Bandinelli è nato e cresciuto nella piccola frazione di Balatro, dove tutt’ora vivono i genitori: scuola d’infazia Cocchi, elementari alla Michelet di Antella, medie alla Redi a Ponte a Niccheri, poi il liceo Castelnuovo a Firenze. La laurea in ingegneria del cinema, invece, l’ha conseguita al Politecnico di Torino nel 2022. Un percorso che lo ha portato, appena un anno dopo, a fondare insieme a due colleghi la casa di produzione indipendente Crimp Films, oggi specializzata in documentari legati al mondo dell’arrampicata sportiva.

Ed è proprio da qui che nasce la particolarità di Endless Peaks: il primo documentario prodotto interamente da Crimp Films che esce dal mondo della scalata, segnando anche il debutto alla regia di un lungometraggio per Bandinelli. Un passaggio importante, che racconta la crescita di un giovane professionista rimasto profondamente legato alle proprie radici.

Oggi Bandinelli vive ad Arco di Trento, considerata una capitale dell’outdoor e dell’arrampicata, ma il legame con il territorio fiorentino resta centrale anche nel suo lavoro. Non è un caso che la storia raccontata nel film abbia come protagonista un altro giovane toscano, Francesco Tomè, 24 anni, videomaker fiorentino con una grande passione per la montagna.

Endless Peaks segue la sua impresa nell’estate 2025: 60 giorni di corsa lungo il Sentiero Italia CAI, attraversando l’intero arco alpino dalla Croazia alla Liguria, per un totale di 2.300 chilometri e 150.000 metri di dislivello positivo. Un viaggio estremo, ma soprattutto interiore.
Il documentario, infatti, va oltre la dimensione sportiva. Al centro c’è la ricerca personale di Francesco: capire chi è e quale strada intraprendere in un mondo in cui anche i sogni sembrano dover passare dai social per esistere davvero. Un racconto che si costruisce tappa dopo tappa, tra fatica fisica e riflessione, accompagnato dal sostegno di amici, familiari e di una squadra che lo segue lungo tutto il percorso.

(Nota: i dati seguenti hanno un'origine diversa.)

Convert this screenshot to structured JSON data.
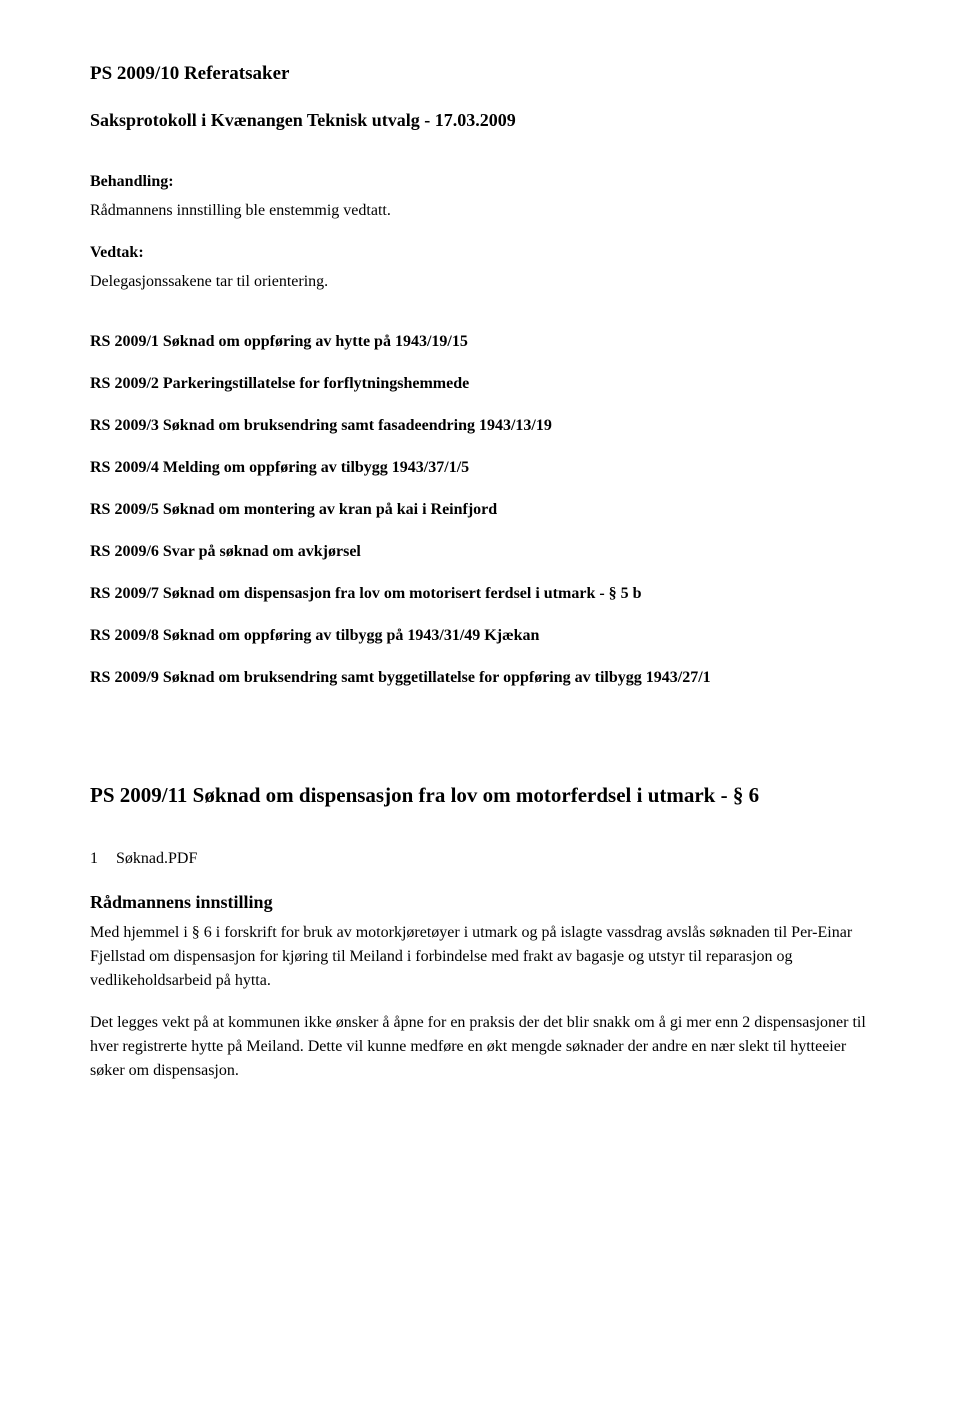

L’incontro tra regista e protagonista è nato quasi per caso, come racconta lo stesso Bandinelli: una conoscenza comune, una conversazione informale e quella disponibilità a “parlare di un progetto interessante”. Da lì ha preso forma un lavoro che, nelle parole del regista, è stato anche un percorso personale, fatto di continui ripensamenti e nuove versioni, non così diverso dal viaggio vissuto dal protagonista.
Con una durata di 55 minuti e una produzione curata in ogni dettaglio, Endless Peaks rappresenta anche una sfida industriale per Crimp Films, che ha seguito l’intero processo, dalla ricerca fondi fino alla distribuzione.
Per Bandinelli, si tratta di un punto di partenza più che di arrivo: il segno di una generazione di giovani autori capaci di partire da realtà locali come Bagno a Ripoli per raccontare storie universali. Storie di fatica, di identità e di scelte, che parlano a chiunque si trovi, prima o poi, a chiedersi quale sia la propria vetta da raggiungere.